DiCaprio, Diddy and more flock to Miami for Art Basel (NYP)
The world’s top art collectors including Aby Rosen and Steve Cohen, as well as celebrity buyers Leo DiCaprio and Sean “Diddy” Combs descended on the VIP preview of Art Basel Miami Beach Wednesday as $3 billion of art went on sale at the US’ largest contemporary art fair. The Miami extension of the fair held each June in Basel, Switzerland, opened Wednesday to VIP guests before it opens to the public Thursday, with 267 galleries present from 31 countries and pieces from over 4,000 artists. Prize artworks on offer include a Warhol portrait of Mao Zedong for $15-18 million at Acquavella Galleries, while other big names on display throughout the prestigious fair include Jean-Michel Basquiat, Keith Haring, David Hockney and Sigmar Polke.
Asset managers cut oil debt exposure (FT)
Big bond investors are cutting their exposure to energy companies in the $1.3tn US market for junk-rated debt as the year ends with little sign of oil prices stabilising. Bond and equity prices for lower quality gas and oil producers, oil service companies and equipment providers have come under sustained downward pressure in recent months as crude oil has fallen to lows not seen since mid-2010. Speculative grade-rated energy debt has recorded a total return of minus 5.27 per cent so far this year, while the broad Bank of America Merrill Lynch US High Yield Index has gained 3.08 per cent. The deterioration in performance has compelled investment managers to scrutinise their portfolios and lower their energy exposure before their yearly numbers are gauged by investors in January, a practice known as window dressing.
Costolo’s Family Trusts Sell Half Their Twitter Stock (Bloomberg)
Twitter Chief Executive Officer Dick Costolo’s family trusts halved their stake in the social network again, as the executive’s sales accelerate. After the sale, the trusts have a quarter of the Twitter stock they held in early November. The Richard Costolo 2001 Living Trust and Lorin Costolo 2001 Living Trust, named for his wife, sold 141,730 shares in transactions on Dec. 1 for $5.68 million, according to a regulatory filing yesterday. The trusts now own 141,730 shares. On Nov. 3 and Nov. 17, the trusts sold 283,460 shares for $11.6 million, filings showed. Costolo has been taking steps to diversify his investments after holding on to all his shares in the microblogging service’s initial public offering.

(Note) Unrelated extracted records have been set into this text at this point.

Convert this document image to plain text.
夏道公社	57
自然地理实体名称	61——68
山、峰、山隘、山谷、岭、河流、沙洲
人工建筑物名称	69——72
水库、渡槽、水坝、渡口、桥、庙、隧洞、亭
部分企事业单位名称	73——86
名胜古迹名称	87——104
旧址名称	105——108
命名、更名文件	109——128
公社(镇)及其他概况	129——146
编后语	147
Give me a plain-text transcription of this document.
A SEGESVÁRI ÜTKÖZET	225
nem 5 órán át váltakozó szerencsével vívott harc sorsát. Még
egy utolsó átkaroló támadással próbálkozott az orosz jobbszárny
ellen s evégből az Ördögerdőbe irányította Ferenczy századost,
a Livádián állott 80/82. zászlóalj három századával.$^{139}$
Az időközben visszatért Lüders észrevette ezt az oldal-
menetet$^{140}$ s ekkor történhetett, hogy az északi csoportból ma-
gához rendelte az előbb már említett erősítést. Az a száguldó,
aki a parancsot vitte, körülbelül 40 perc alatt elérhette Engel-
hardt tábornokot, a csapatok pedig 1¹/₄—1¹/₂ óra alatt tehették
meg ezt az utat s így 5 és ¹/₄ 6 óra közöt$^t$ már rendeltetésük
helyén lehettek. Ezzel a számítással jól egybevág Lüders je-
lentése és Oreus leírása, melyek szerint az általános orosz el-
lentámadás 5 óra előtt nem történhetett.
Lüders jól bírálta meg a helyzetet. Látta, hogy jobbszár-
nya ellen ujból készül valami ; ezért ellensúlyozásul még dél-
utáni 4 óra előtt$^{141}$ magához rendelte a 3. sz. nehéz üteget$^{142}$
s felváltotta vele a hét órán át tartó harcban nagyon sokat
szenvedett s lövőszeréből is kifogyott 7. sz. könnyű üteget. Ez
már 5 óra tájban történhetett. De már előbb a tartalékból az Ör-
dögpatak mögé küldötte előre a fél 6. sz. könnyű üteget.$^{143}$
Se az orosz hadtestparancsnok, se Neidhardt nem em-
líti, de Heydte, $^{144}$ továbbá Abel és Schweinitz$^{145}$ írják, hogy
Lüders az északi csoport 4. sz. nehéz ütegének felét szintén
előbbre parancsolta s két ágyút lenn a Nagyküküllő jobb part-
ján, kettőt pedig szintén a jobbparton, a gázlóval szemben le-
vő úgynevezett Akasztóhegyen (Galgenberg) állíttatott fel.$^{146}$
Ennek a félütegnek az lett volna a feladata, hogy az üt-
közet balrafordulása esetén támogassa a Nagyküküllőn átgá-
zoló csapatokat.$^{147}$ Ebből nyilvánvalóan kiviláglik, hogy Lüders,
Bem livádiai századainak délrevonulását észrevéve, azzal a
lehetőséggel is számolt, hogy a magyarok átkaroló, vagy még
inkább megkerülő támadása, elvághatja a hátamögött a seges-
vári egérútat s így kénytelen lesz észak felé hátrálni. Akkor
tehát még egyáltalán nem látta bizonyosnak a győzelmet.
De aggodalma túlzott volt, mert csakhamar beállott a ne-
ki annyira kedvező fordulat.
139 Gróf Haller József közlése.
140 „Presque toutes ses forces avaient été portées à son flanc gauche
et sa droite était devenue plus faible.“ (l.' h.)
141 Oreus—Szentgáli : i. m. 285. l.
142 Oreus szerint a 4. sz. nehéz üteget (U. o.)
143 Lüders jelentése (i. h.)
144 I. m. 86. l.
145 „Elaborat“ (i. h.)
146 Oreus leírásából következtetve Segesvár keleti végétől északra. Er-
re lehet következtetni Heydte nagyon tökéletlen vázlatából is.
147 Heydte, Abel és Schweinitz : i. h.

Surgeon on probation for removing wrong kidney (UPI)
The California Medical Board ruled Dr. Charles Coonan Streit, a urologist who has had a license to practice for 41 years, committed "an extreme departure from the standard of care" when he relied on his memory and removed a healthy kidney from the 59-year-old federal inmate at St. Jude Medical Center in Fullerton in 2012. The board said the error put the patient's "future renal function in jeopardy" and forced him to undergo a second surgery to remove the cancer-stricken kidney. The hospital was fined $100,000 by the state Department of Health after an investigation found CT scans showing the affected the kidney had been left in the office of a surgical team doctor on the day of the surgery. Streit was placed on probation for three years and ordered to enroll in a wrong-site surgery class at the University of California-San Diego School of Medicine within 60 days.